Leave me alone! Internet

February 5, 2025
Last modified 2/6/2025

I am not sure what you call the bots that just scour websites for content, and I assume exploits. It's annoying. And expensive.

And honestly, I am not sure there's anything I could do about them. They have different IPs and I am not sure I should exclude countries, though maybe I could. 

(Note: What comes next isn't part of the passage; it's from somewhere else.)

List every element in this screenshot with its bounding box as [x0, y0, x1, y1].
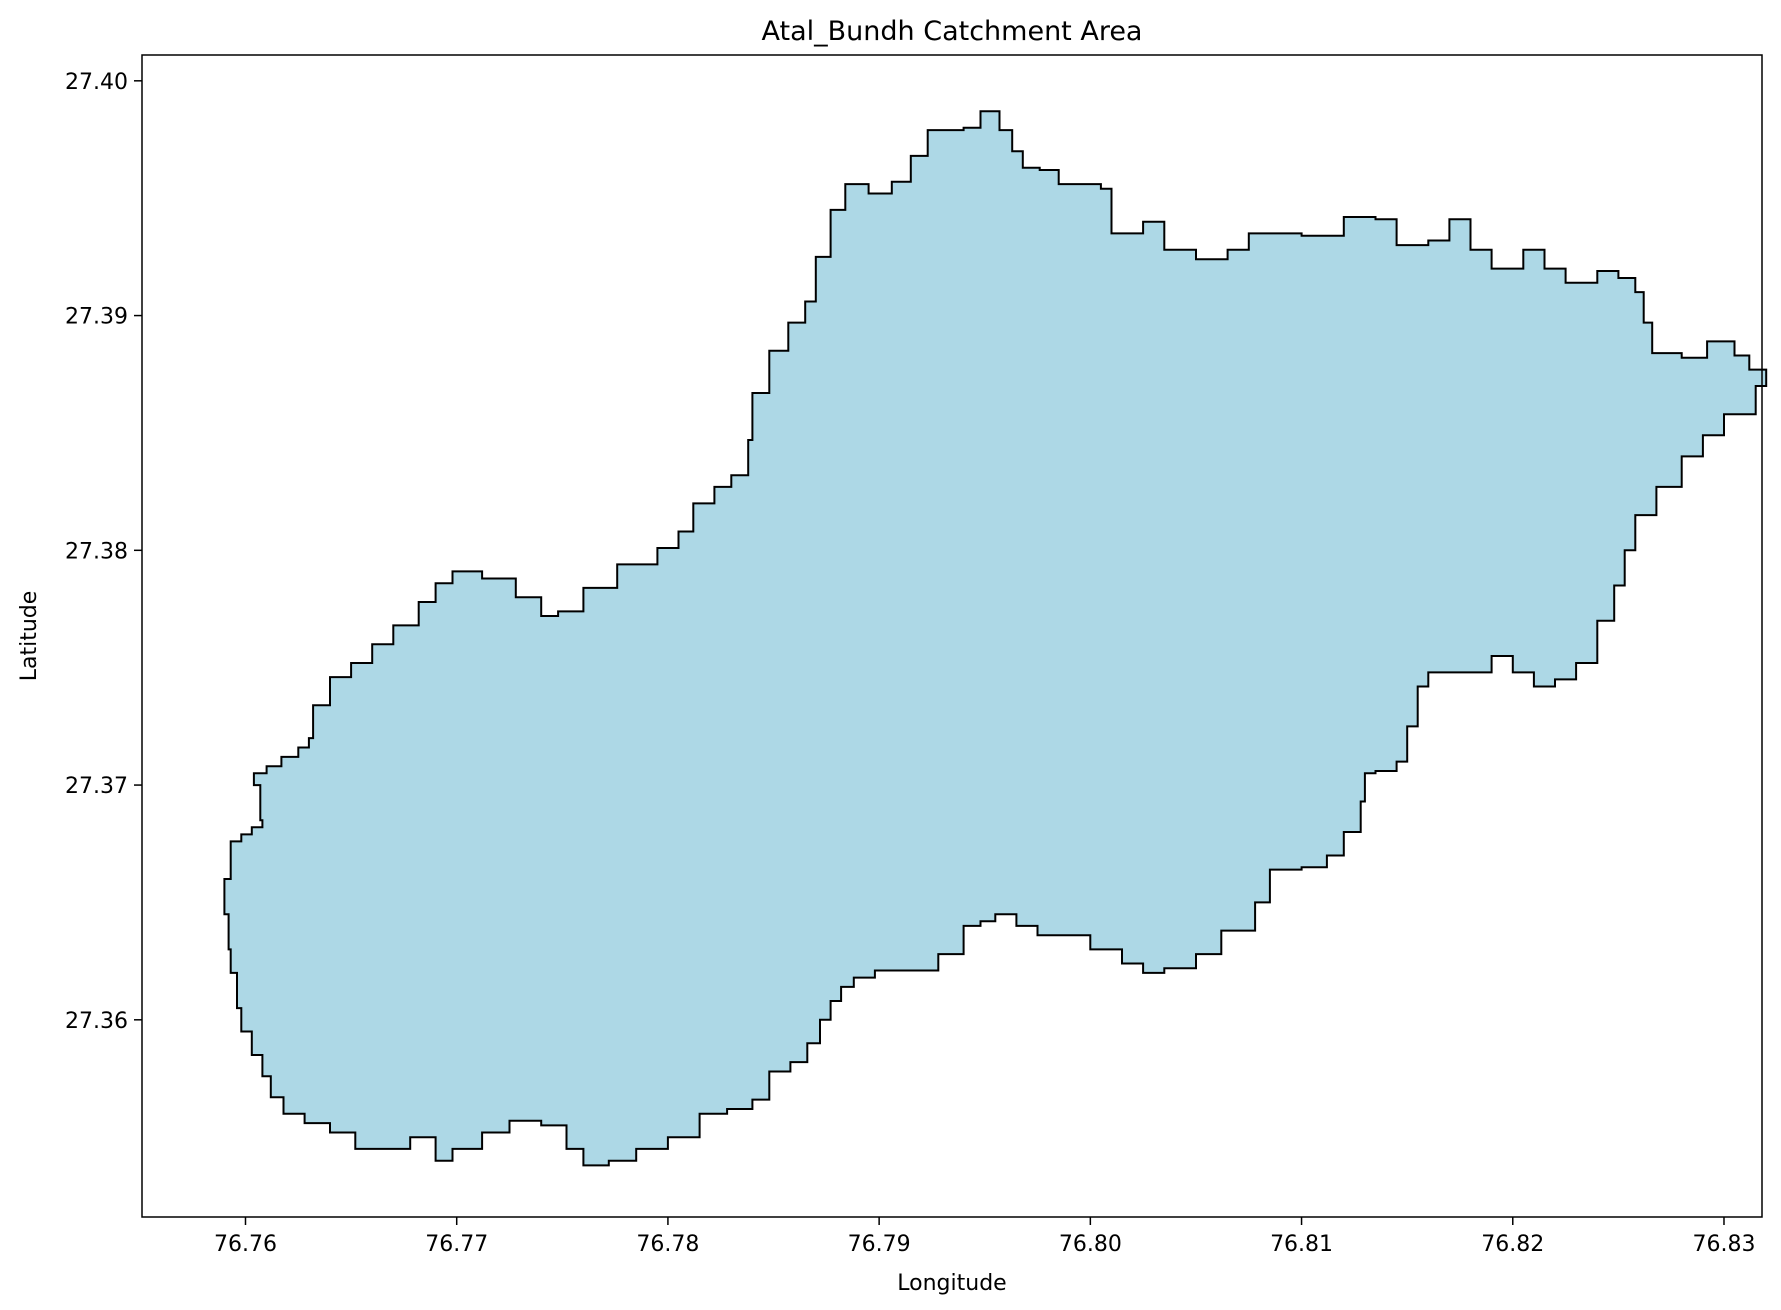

I have zero idea how to stop them and I am not concerned with exploits. Most of the time they're looking for Word Press exploits. it seems that they request certain files, like JS or CSS and if it results in a good call then they've made contact. And then they can follow-up with an attack on whatever plane they need to. Probably, SQL injection stuff on known plugins. I have seen a few SQL injection attempts, but not too many. There are other checks for js, min and even txt files that I don't recognize, but I am going ot assume it's the same attack vector since I have never had php, WP, Joomla or anything else but .net on my sites. So.

What's the problem?

Two things: 

Monitoring - Run for Nothing

I get lied to by Azure when my alert goes off that I have had x errors within y minutes and shit's going down. I run to my computer and I see 300 requests for “/wp-content/xxxx” - WTF bots!? Not Azure's fault, but you know what I mean. It is comical to see the rudimentary vectors. They're just exploiting known, easy ways that some mediocre coding would prevent.

Monitoring - Cost

Depending how you have you monitoring set up, these alerts and logging can actually get quite expensive., You see, they are doing hundred and thousands of requests on your site. Each one comes with logging requests, dependencies, errors, etc. All of it added to your beautiful Grafana chart at the price of something. Not me, I have the cheap App Insights charts :P

Monitoring - What Can you Do

So, luckily there is something you can do for known vectors that are not needed by you. While this is specifically for App Insights, I am sure you can apply the logic in whatever system you're using.

Exclude it. Just like that person you quit inviting to your kids' birthday parties - exclude the visitor or at least the single request. And the earlier the better.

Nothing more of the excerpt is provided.